Springtown residents highlight friendship, support amid social divisions

From left, Springtown residents Calvin Williams and Lawrence Wright have formed a bond as close as family. The Williams recently helped dig out a water line for the Wrights, and also helped secure them with a home.

It’s been seven years since Springtown resident Lawrence Wright had new neighbors move in down the street. Though the two couples may not look anything alike in terms of race, they have developed a bond that is more like family in the years since.

“All this craziness going on in the world about Blacks and whites, I think it’s the social media and media on television causing the problems. I used to be racist, years and years ago, but I’m not anymore,” Lawrence Wright said. “The only Black folks in my life have been nothing but good. And if it wasn’t for those Black people that live down the road from me, I would not be sitting in my home right now. They gave us our home.”

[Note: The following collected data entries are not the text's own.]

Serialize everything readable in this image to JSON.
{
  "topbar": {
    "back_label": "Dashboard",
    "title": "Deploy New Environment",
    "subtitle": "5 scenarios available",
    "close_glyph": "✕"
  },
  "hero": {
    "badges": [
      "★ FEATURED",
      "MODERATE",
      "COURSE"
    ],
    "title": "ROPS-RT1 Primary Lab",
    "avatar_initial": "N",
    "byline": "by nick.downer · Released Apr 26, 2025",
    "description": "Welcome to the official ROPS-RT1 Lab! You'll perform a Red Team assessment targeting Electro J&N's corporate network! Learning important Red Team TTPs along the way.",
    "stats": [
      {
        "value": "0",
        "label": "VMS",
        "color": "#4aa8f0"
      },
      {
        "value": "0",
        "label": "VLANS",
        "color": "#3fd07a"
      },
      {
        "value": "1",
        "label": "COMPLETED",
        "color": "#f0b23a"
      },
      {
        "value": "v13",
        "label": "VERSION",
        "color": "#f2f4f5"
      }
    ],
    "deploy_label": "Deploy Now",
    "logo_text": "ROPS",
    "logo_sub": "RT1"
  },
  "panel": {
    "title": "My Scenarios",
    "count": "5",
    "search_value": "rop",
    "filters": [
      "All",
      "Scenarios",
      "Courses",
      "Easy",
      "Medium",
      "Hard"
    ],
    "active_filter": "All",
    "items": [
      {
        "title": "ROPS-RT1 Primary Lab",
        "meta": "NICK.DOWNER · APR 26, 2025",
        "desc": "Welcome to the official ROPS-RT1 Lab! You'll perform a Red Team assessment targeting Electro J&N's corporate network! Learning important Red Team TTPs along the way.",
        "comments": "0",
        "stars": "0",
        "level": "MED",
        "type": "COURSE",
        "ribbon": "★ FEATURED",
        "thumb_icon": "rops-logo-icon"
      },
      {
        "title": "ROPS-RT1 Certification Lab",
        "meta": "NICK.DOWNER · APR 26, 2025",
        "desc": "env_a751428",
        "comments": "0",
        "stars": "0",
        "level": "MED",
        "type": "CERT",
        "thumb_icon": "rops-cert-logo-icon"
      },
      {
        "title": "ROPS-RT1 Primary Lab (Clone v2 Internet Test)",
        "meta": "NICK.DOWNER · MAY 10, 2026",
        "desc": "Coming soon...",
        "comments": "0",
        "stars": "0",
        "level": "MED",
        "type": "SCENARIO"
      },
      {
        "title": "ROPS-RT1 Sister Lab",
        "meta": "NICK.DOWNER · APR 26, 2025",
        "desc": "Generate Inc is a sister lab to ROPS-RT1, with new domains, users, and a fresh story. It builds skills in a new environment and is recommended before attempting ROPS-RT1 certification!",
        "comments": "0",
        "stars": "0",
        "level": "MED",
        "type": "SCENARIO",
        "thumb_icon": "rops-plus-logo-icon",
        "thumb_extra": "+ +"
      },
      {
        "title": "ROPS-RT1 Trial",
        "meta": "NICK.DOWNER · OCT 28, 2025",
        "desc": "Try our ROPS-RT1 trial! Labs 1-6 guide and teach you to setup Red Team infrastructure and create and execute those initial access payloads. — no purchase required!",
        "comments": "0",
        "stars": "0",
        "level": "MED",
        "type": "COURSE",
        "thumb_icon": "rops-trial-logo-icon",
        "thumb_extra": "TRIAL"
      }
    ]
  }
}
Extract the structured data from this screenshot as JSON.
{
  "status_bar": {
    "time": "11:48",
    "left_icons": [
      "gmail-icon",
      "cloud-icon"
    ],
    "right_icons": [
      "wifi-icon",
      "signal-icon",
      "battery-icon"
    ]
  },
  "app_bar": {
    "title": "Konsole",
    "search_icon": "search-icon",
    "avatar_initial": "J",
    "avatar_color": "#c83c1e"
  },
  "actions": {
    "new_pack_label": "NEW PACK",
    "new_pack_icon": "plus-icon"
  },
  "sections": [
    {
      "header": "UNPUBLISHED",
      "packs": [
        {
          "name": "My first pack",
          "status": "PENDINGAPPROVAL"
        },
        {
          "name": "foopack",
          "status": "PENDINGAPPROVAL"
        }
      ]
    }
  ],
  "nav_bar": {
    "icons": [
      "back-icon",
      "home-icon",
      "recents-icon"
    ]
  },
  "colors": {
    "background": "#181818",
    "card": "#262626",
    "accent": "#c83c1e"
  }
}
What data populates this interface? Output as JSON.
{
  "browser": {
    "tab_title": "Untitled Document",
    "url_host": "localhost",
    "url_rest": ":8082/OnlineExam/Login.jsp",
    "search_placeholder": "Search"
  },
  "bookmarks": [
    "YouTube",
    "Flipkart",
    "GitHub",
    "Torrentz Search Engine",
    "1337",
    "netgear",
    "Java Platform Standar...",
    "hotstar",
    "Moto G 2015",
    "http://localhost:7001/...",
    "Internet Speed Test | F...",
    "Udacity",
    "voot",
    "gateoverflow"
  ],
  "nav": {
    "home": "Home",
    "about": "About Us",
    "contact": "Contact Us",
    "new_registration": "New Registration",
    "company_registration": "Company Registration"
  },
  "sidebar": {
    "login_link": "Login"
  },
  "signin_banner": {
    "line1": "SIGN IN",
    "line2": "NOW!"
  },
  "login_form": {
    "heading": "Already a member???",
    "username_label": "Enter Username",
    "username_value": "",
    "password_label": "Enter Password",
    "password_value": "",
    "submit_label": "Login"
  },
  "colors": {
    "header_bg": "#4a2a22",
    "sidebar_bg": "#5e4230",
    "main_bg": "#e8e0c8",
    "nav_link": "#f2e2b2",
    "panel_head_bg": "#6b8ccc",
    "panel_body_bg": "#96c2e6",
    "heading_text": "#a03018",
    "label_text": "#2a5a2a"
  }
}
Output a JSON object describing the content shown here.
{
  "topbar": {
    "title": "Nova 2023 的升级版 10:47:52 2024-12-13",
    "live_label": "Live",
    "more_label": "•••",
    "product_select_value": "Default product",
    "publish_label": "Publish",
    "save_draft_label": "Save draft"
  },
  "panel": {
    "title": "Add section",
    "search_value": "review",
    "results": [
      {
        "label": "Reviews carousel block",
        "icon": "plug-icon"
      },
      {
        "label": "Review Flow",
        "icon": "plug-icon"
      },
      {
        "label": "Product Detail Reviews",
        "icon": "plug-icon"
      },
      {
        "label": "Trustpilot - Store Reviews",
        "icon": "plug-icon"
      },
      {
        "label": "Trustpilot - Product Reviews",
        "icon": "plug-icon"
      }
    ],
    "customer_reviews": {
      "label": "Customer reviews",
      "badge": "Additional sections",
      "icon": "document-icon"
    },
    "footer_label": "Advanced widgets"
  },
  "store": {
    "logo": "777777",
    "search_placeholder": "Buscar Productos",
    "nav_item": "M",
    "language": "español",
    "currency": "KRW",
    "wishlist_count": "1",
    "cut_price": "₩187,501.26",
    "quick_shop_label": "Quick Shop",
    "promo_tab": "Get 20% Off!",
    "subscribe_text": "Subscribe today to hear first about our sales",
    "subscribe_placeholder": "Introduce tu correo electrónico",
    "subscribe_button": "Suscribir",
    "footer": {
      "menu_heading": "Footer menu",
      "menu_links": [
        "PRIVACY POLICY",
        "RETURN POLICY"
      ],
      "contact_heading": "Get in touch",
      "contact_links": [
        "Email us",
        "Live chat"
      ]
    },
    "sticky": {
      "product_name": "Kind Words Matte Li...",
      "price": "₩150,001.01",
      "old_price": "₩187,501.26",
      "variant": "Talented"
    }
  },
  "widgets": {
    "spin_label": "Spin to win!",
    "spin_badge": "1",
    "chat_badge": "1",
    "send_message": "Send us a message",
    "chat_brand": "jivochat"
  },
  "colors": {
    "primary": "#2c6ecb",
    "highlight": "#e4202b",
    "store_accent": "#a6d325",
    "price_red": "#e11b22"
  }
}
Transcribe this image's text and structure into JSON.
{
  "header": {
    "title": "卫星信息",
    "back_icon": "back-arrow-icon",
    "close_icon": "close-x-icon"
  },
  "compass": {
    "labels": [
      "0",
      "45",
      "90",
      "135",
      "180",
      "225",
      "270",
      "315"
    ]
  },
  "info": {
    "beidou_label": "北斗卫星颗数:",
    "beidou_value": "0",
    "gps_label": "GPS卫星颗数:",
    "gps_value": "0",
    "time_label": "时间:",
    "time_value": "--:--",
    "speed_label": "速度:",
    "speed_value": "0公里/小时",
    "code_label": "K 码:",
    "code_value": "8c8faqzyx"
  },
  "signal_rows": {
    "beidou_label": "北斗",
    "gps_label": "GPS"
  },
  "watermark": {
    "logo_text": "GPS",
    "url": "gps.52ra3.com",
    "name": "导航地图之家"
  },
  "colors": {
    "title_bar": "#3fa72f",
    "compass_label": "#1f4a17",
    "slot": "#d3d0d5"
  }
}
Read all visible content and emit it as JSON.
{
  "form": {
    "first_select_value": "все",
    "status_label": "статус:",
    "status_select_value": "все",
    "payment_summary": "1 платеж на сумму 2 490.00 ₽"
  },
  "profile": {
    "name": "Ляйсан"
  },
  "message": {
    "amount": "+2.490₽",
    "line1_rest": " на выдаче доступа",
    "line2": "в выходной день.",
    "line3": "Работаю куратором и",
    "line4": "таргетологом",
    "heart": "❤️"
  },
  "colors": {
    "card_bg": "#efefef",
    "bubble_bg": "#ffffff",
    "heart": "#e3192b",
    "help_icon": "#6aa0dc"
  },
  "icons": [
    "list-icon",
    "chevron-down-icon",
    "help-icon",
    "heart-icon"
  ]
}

Wright said his neighbors, Calvin and Janetta Williams, deserved to be recognized after providing his family with necessities without taking payment.

When the Williams first moved in, Lawrence and his wife came over to introduce themselves and talk.

“We had a mobile home that we got when we first bought the property and we stayed there while we were building our house,” Calvin Williams said. “After we were building, my wife said we weren’t going to use it and we knew Larry was looking for a home at the time, so we thought, let’s just give it to them because they need it.”

On top of giving them a home, Wright said Calvin was able to get water flowing to the house.

“I had a water line out here that we’d been digging on for a year. I have bad health — have been in the hospital twice — and we gave up on it. I couldn’t do it anymore because I was sick,” Wright said. “The next day after that man worked all day, he came out here around 5 p.m. and brought his skid loader down and dug a five or 6-foot hole, found the line — it was like 12 feet from where we thought it was to begin with — and he fixed everything. I didn’t do nothing but watch him. He wouldn’t let me.”

Wright said he tried to pay Calvin what he could, but Calvin wouldn’t accept his money.

“I thought people needed to hear this. I feel blessed,” Wright said. “They’re my friends for life.”

But Calvin and Janetta said the Wrights have also supported their family as well.

“Throughout the time of us moving and building, they were always there for us. They would always come over if we needed something,” Calvin said. “We didn’t know anybody and we didn’t know the area — everybody said it was racist out there, but I never had a problem. They were the first people we met and they were always there.”

Janetta added, “Anytime the kids needed anything when Calvin was at work or I was at work, they would always check on the kids.”

Janetta said helping people was just what she was raised to do.

“I’m always helping somebody, that’s just the way I was raised. If somebody’s hungry you feed them and if they need some help, you help them, so that’s the way I was raised,” Janetta said. “The world is so cruel right now and we’re on this color thing, which we’re all the same. God created us all the same. It’s sad that it is like it is, but we love Larry and Cotton, they’re good people.”

Calvin said you help your neighbors.

“We’re neighbors, and that’s what you’re supposed to do,” Calvin said. “You’re supposed to help your neighbors, that’s what the Bible tells us.”